3 Ways to Get Involved in Renewable Energy

It's a new era for renewable energy: Innovations in technology, design and manufacturing are helping to drive lower costs and improved performance for these natural sources of electricity.

While this has led to a significant increase in renewable energy investments - particularly solar and wind - from electric utilities across the United States, it's also making getting involved in renewable energy much easier for you - whether you're a renter or a homeowner.

Here are three ways that you can start benefitting from clean, renewable sources of electricity:

1. Change your electric rate plan to one powered by renewables.

One of the easiest ways to get involved in renewable energy is to contact your current electricity provider and see if they offer electric rate plans that are powered by renewables (often called “green power plans”). There are several different types of green power plans out there today, but with the most common type, you can choose a percentage (for example, 25, 50 or 100 percent) of your monthly bill that comes from a renewable source.

When you sign up for one of these plans, you are not actually receiving electricity directly from a solar or wind source; rather, you are paying for your utility to buy that amount of renewable energy. These programs typically require you to pay an additional amount each month based on your home’s energy usage, through this fee, you’re directly encouraging your utility to continue investing in renewable energy.

If you don’t mind paying a marginally higher amount for your electricity each month, a green power plan is likely the quickest, easiest way you can get involved in renewable energy. Many power companies offer green power options, so contact your provider today and see what options there are for you. By just changing your rate plan, you can reduce your carbon footprint, while supporting future clean energy developments and contributing to new green power jobs.

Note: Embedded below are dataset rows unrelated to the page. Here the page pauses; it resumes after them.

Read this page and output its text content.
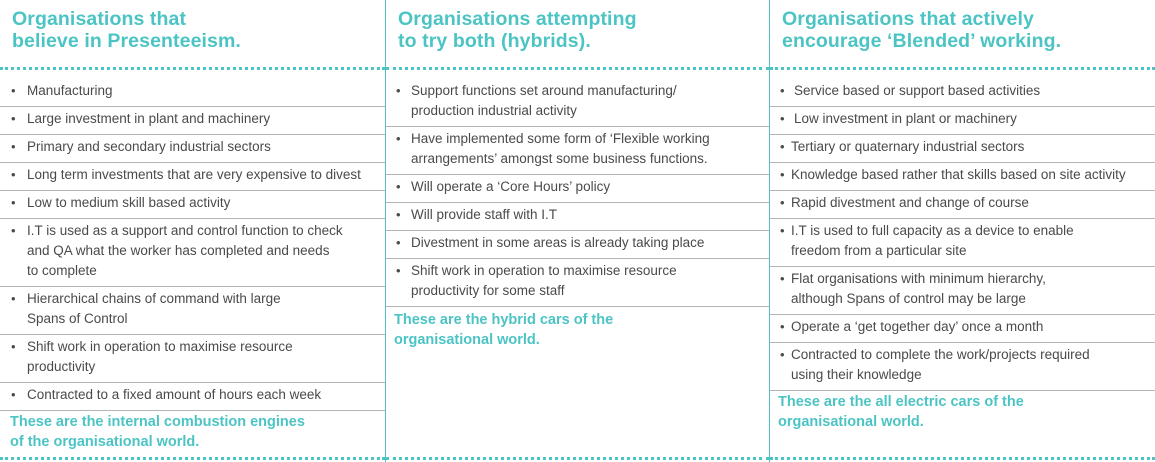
Organisations that
believe in Presenteeism.
• Manufacturing
• Large investment in plant and machinery
• Primary and secondary industrial sectors
• Long term investments that are very expensive to divest
• Low to medium skill based activity
• I.T is used as a support and control function to check
and QA what the worker has completed and needs
to complete
• Hierarchical chains of command with large
Spans of Control
• Shift work in operation to maximise resource
productivity
• Contracted to a fixed amount of hours each week
These are the internal combustion engines
of the organisational world.
Organisations attempting
to try both (hybrids).
• Support functions set around manufacturing/
production industrial activity
• Have implemented some form of ‘Flexible working
arrangements’ amongst some business functions.
• Will operate a ‘Core Hours’ policy
• Will provide staff with I.T
• Divestment in some areas is already taking place
• Shift work in operation to maximise resource
productivity for some staff
These are the hybrid cars of the
organisational world.
Organisations that actively
encourage ‘Blended’ working.
• Service based or support based activities
• Low investment in plant or machinery
• Tertiary or quaternary industrial sectors
• Knowledge based rather that skills based on site activity
• Rapid divestment and change of course
• I.T is used to full capacity as a device to enable
freedom from a particular site
• Flat organisations with minimum hierarchy,
although Spans of control may be large
• Operate a ‘get together day’ once a month
• Contracted to complete the work/projects required
using their knowledge
These are the all electric cars of the
organisational world.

2. Participate in a small solar farm that’s located in your community.

Another great way to get involved with renewable energy is to become a participant in a local community solar farm. With community solar, there are no panels to install on your roof – instead, you receive a portion of the energy generated by a small solar farm that’s located in your area.

Photo Credit: Duke EnergyUnlike a green power plan, where you're typically paying extra to support clean energy, the aim of a community solar array is generally to save participants money (although, of course, the environmental benefits are a major benefit for most). There are a few different pricing models out there, but the main two are subscription and ownership.

Under the ownership model, you generally need to pay upfront or take out a loan for your section of the solar array. You’ll then receive solar credits on your power bill for the electricity your section generated. For example, instead of paying for 900 kWh of electricity on your monthly bill (roughly the average for a U.S. household), you could pay for only 100-200 kWh, depending on the output of your section – drastically cutting the amount of your monthly bill.

You can also subscribe to a community solar farm. Under this model, you usually sign up for a year or two at a set kWh price for the electricity generated and pay for it on your monthly bill. This rate could be lower than what your utility offers, so it could be a good money-saver. In other cases, it could be slightly higher, and participants are enrolling to support clean energy that’s produced locally.

If you're interested in participating in community solar, EnergySage offers an online Community Solar Marketplace™ tool that’s sortable by state. You can see what projects are available for you and the specific terms required for participation.

3. Invest in solar panels for your home’s rooftop for a long-term commitment.

The final way to get involved in renewable energy is arguably the most well-known (and the biggest commitment) – installing solar panels on your home’s rooftop. Although the financial and environmental benefits of rooftop solar can be considerable, there’s a lot of misinformation out there from various parties, so it’s encouraged that you do plenty of research before making this investment.

For example, rooftop solar isn’t ideal for every home (due to the roof size, shade and other factors), and if you’re monthly power bills are already low, you need to consider that there won’t be as much return-on-investment for you. And not all states allow you to sell the electricity you generate back to the grid when you aren’t using all of it – which can substantially impact both your monthly bills and your long-term payback period. Also, if you plan on moving in the next five years, it may be best to skip the rooftop panels (although it can increase your home’s value).

However, the good news is that if you’re interested in rooftop solar, there are many tools available from power companies and others to help in the process. For example, Con Edison and National Grid – large utilities serving customers in Northeastern U.S. – offer online marketplaces for learning about getting a rooftop solar system installed. These marketplaces can help you learn about the technology, find qualified contractors and get personalized cost estimates. They can also help you understand the estimated cost savings from installing a solar system. The aforementioned EnergySage is also an excellent resource for getting objective info.

If you’re considering rooftop solar, check with your power company to see what resources they have on hand to help you. They also may have a vetted list of solar contractors – but definitely get multiple quotes as installation costs can vary significantly.

Conclusion: A new era for renewables

Renewable energy is a fast-growing source of electricity in the United States for good reason – it’s increasingly affordable and provides numerous environmental and community benefits as well. If you’re interested but haven’t looked at getting involved in renewable energy recently, it may be time to check again. Power companies now have more options than ever for green pricing plans, and many offer tools and information on community and rooftop solar and other options.